The study met its primary objective, PFS was significantly improved in ribociclib arm with median PFS 23.8 months versus 13.0 months in placebo arm, hazard ratio 0.553 (95% CI: 0.441–0.694; p = 9.83×10–8). Subgroup analyses demonstrated consistent PFS benefits for ribociclib vs placebo.
The ORR was significantly higher among patients with measurable disease at baseline in the ribociclib arm compared with the placebo arm (51% vs 36%, p = 3.17×10–4) and CBR was 80% in ribociclib versus 67% in placebo arm (p = 3.40×10–4).

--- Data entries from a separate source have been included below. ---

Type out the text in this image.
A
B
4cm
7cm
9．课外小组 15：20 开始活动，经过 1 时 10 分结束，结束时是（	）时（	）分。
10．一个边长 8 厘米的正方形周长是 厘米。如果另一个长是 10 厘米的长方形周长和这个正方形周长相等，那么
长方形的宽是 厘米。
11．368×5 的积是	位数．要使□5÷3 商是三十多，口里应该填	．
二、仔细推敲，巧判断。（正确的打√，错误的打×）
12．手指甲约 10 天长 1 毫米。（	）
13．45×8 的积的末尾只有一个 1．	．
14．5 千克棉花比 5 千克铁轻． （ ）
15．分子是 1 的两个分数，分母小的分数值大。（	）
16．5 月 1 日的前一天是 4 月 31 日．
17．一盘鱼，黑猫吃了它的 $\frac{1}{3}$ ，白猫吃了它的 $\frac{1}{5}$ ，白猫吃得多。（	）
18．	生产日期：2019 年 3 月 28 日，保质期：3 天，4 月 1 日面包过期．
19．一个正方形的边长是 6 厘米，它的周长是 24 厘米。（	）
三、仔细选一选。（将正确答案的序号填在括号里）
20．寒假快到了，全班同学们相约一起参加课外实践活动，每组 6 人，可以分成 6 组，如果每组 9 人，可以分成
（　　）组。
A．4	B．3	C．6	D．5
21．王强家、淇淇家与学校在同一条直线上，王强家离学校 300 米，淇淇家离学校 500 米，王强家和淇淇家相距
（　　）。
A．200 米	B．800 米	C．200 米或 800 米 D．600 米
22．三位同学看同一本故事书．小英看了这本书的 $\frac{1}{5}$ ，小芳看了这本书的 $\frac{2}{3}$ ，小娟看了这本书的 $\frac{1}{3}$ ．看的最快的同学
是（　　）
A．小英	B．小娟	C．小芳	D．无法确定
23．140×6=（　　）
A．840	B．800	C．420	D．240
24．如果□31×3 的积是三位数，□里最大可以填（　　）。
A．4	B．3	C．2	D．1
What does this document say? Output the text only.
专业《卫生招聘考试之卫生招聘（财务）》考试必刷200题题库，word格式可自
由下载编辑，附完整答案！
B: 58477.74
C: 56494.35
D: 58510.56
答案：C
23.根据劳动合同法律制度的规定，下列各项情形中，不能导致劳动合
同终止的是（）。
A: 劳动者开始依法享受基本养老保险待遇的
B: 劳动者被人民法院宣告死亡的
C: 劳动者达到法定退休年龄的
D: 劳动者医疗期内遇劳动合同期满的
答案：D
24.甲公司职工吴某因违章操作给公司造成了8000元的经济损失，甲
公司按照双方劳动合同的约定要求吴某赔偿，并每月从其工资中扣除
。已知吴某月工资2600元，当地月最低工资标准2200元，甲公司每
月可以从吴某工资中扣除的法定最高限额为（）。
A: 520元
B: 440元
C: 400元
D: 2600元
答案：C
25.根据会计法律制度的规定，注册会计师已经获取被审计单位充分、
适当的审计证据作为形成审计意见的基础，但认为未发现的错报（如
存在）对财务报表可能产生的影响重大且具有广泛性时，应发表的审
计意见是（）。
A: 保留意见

The most frequent all-grade adverse events (≥25% of patients; ribociclib versus placebo arm) were neutropenia (76% vs 8%), hot flush (34% vs 34%), nausea (32% vs 20%), leukopenia (31% vs 6%), and arthralgia (30% vs 27%). Of these, neutropenia (61% vs 4%) and leukopenia (14% vs 1%) were the only grade 3/4 events reported in ≥5% of patients (ribociclib versus placebo arm). Febrile neutropenia (ribociclib versus placebo arm) occurred in 2% vs <1% of patients. Grade 3/4 QT prolongation (ribociclib versus placebo arm) was reported in 1% versus <1% of patients. Adverse events leading to permanent discontinuation in ribociclib arm occurred in 4% versus 3% of patients on placebo arm.
MONALEESA-7 is the first clinical trial with statistical power to show that ribociclib has clinical benefit specifically in pre- and peri-menopausal women with HR-positive, HER2-negative advanced breast cancer. It is also the first trial to show that ribociclib can be safely and effectively combined with either tamoxifen or a nonsteroidal aromatase inhibitor together with ovarian suppression by goserelin. Howerer, longer follow-up is needed to determine whether the trial will meet its secondary endpoint of overall survival.
Tripathy D, Sohn J, Imribociclib vs placebo with goserelin and tamoxifen or a non-steroidal aromatase inhibitor in premenopausal women with hormone receptor-positive, HER2-negative advanced breast cancer: Results from the randomized phase III MONALEESA-7 trial. 2017 San Antonio Breast Cancer Conference, abstract GS2-05.